Fagan's public pronouncements resulted in calls for him to lead a political movement. He agreed to become the leader of the National Union (NU), a party newly founded by Japie Basson, a firebrand MP who had been recently expelled from the National Party for criticising Verwoerd. The party was intended to provide a home for Nationalist supporters who refused to tolerate Strydom's disregard for constitutional principles (particularly during the coloured vote crisis, as Fagan well knew). Fagan stood for election as South Africa's first State President after whites voted in a referendum in 1960 to establish a republic, but was defeated by former NP minister and the last Governor-General C. R. Swart by 139 votes to 71. However, he became a senator for the NU, and also its leader. The NU contested the 1961 election in alliance with the United Party, now led by Sir De Villiers Graaff.

The NU soon fizzled out, and Fagan spent his final years as a Senator for the United Party, continuing to argue publicly for racial conciliation, now in the Johannesburg Star. His second treatise on racial politics, Co-existence, was published shortly before his death in 1963.

== Legacy ==

One prominent journalist wrote in 1998, in light of the Fagan Commission's liberal report, which might have changed South African history had the Nats not suppressed it, that Fagan was one of the "unsung heroes" of Afrikaner history.

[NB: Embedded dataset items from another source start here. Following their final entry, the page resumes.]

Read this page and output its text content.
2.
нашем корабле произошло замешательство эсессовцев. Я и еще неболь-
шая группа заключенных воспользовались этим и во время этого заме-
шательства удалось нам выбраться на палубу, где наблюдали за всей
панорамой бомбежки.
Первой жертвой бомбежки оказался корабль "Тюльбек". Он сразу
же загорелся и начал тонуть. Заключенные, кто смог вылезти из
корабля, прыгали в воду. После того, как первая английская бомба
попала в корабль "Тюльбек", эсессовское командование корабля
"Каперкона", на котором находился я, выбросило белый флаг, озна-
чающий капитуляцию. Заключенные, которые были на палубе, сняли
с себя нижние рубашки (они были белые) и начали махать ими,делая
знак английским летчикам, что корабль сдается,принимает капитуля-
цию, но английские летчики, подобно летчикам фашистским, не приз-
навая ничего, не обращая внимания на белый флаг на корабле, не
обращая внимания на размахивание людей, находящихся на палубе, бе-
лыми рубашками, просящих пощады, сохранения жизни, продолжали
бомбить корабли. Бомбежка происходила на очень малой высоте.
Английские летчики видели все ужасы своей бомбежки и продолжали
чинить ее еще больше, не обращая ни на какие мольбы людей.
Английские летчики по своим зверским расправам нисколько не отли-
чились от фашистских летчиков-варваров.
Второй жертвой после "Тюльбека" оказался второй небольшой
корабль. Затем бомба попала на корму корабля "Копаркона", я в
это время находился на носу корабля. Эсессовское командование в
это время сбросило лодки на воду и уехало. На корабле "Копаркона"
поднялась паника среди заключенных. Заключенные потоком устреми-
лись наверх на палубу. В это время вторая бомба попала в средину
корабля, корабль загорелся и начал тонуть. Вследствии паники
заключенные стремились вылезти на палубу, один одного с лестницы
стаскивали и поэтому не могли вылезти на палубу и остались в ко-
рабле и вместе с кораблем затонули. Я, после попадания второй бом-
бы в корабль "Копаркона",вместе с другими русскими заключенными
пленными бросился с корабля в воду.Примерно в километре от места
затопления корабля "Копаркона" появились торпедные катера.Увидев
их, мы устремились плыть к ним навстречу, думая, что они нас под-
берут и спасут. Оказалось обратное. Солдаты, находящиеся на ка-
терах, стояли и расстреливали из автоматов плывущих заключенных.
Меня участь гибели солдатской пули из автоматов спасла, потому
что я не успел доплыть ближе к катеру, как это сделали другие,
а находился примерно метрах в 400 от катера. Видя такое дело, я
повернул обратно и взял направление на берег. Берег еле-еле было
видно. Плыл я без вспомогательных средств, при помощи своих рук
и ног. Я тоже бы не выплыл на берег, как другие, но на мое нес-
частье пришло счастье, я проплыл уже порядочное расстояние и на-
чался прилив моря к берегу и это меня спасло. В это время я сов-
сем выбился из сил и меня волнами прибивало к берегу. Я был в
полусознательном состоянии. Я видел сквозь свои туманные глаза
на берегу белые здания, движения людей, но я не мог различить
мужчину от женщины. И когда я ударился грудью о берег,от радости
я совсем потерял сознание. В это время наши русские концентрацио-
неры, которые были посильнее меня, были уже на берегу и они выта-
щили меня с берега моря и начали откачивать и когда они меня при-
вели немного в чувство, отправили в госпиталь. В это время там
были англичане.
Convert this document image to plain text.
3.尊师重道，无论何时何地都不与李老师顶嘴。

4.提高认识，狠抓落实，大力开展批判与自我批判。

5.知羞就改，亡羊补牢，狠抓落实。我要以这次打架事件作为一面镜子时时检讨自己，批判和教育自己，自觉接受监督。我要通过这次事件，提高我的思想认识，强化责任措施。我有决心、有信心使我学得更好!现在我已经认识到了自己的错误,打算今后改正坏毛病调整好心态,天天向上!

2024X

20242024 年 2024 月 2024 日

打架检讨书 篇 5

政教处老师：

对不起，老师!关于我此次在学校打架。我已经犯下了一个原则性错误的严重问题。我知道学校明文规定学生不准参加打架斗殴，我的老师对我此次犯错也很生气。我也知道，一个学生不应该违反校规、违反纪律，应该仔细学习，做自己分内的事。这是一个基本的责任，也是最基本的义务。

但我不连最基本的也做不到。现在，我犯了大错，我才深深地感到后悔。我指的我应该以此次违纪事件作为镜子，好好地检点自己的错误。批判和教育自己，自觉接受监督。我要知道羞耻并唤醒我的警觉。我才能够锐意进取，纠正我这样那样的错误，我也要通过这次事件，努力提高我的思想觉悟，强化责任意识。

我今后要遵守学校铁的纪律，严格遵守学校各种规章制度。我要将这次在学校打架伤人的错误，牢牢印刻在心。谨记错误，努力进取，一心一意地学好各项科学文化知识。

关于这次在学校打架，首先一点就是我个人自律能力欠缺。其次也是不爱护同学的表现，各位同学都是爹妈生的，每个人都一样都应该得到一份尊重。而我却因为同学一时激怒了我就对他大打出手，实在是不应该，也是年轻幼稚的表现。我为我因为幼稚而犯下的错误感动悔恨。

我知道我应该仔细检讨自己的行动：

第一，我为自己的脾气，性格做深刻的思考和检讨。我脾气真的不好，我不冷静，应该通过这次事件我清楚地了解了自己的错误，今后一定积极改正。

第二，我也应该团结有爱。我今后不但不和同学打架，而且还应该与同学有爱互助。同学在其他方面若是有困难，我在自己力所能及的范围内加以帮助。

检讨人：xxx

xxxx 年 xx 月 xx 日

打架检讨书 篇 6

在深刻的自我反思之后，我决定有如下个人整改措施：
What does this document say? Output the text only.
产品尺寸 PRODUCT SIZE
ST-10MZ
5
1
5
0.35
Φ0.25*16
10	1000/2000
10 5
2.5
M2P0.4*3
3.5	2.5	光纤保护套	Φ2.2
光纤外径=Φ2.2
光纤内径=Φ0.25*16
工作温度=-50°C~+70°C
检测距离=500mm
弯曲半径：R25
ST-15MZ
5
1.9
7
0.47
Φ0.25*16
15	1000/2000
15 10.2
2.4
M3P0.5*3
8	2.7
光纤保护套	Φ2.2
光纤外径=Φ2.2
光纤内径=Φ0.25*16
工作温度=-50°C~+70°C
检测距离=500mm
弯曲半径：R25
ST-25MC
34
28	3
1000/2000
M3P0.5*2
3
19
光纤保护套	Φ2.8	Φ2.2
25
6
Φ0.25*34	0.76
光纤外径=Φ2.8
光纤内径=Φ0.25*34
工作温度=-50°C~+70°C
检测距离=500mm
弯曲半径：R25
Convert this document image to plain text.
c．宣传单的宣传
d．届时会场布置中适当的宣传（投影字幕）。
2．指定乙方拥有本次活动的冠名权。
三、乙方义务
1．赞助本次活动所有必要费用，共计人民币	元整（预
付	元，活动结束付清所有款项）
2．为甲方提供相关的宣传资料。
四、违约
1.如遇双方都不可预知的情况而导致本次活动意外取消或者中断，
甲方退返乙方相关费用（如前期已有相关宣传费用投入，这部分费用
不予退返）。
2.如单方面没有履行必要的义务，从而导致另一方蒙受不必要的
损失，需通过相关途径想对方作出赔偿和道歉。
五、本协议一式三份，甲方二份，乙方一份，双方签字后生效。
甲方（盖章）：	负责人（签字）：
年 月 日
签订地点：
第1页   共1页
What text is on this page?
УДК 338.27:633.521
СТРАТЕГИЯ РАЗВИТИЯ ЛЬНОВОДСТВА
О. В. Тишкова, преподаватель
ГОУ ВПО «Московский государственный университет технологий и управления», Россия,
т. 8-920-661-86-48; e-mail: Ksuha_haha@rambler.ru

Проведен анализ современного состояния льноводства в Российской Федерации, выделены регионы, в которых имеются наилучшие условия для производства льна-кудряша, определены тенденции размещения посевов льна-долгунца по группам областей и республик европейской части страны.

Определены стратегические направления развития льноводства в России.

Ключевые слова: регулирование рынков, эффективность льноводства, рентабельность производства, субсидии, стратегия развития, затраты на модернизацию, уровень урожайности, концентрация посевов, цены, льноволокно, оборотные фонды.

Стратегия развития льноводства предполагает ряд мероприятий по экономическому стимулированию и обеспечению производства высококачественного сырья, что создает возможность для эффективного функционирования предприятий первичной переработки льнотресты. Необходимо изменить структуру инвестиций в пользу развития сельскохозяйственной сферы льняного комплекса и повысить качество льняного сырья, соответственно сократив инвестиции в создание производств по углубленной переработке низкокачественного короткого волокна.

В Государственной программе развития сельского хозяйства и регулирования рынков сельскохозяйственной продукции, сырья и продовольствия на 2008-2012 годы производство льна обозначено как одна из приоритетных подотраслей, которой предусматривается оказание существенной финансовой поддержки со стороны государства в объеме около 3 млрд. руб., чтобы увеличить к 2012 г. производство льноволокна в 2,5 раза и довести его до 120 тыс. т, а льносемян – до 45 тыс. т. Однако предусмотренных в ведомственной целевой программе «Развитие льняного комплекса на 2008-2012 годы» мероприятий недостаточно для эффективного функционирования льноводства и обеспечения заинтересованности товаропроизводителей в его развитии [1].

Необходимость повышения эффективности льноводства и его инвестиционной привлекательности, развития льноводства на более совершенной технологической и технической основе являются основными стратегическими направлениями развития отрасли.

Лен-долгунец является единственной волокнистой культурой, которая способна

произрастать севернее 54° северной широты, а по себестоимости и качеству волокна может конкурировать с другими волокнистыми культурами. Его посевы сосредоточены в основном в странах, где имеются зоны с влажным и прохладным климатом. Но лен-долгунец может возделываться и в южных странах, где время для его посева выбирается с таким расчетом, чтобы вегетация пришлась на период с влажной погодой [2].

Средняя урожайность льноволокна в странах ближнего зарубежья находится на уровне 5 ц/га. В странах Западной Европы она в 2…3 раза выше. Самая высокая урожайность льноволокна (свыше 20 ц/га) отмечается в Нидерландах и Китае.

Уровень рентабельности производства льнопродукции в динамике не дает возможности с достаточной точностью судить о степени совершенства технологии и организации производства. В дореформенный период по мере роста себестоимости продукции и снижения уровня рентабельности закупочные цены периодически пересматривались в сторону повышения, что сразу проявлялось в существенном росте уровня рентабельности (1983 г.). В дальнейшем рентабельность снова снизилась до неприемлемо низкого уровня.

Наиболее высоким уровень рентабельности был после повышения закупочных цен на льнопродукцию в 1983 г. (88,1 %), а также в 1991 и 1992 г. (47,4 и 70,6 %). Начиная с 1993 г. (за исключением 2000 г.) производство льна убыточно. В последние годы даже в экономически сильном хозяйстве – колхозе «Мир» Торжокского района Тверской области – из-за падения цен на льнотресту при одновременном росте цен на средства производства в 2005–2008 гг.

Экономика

According to Die Burger, however, the report, by documenting the extent to which the races had become integrated, had only helped show how imperative it was to forcibly separate them. That assessment was self-serving, but undoubtedly Fagan's views were more conservative than other critics of the government, like Alan Paton's Liberal Party, and did not question the fact that South Africa's white population ought to be preserved and indeed preferred. Throughout his time as an MP, his views were sufficiently close to Malan's that he could move seamlessly in and out of the National Party, with which he keenly reunified in 1940. Even after the antipathy sparked by the Fagan Commission, and his retirement from the judiciary, his recommendations on the racial question were, in essence, to re-institute Hertzog's racial policies. Yet in part it was precisely because he was no more than a "moderate", who retained significant ties to the Afrikaner establishment, and whose criticisms were so "measured", that his criticisms were able to have an impact.

== Family life ==

Fagan married Jessie "Queeny" Theron, also from Tulbagh, in 1922. She was often the lead actress in performances of Fagan's plays. They had three sons, the last of whom, Johannes, became a judge of the Cape Provincial Division in 1977. The family lived in Bishopscourt, Cape Town, where Fagan died of a heart attack on 6 December 1963.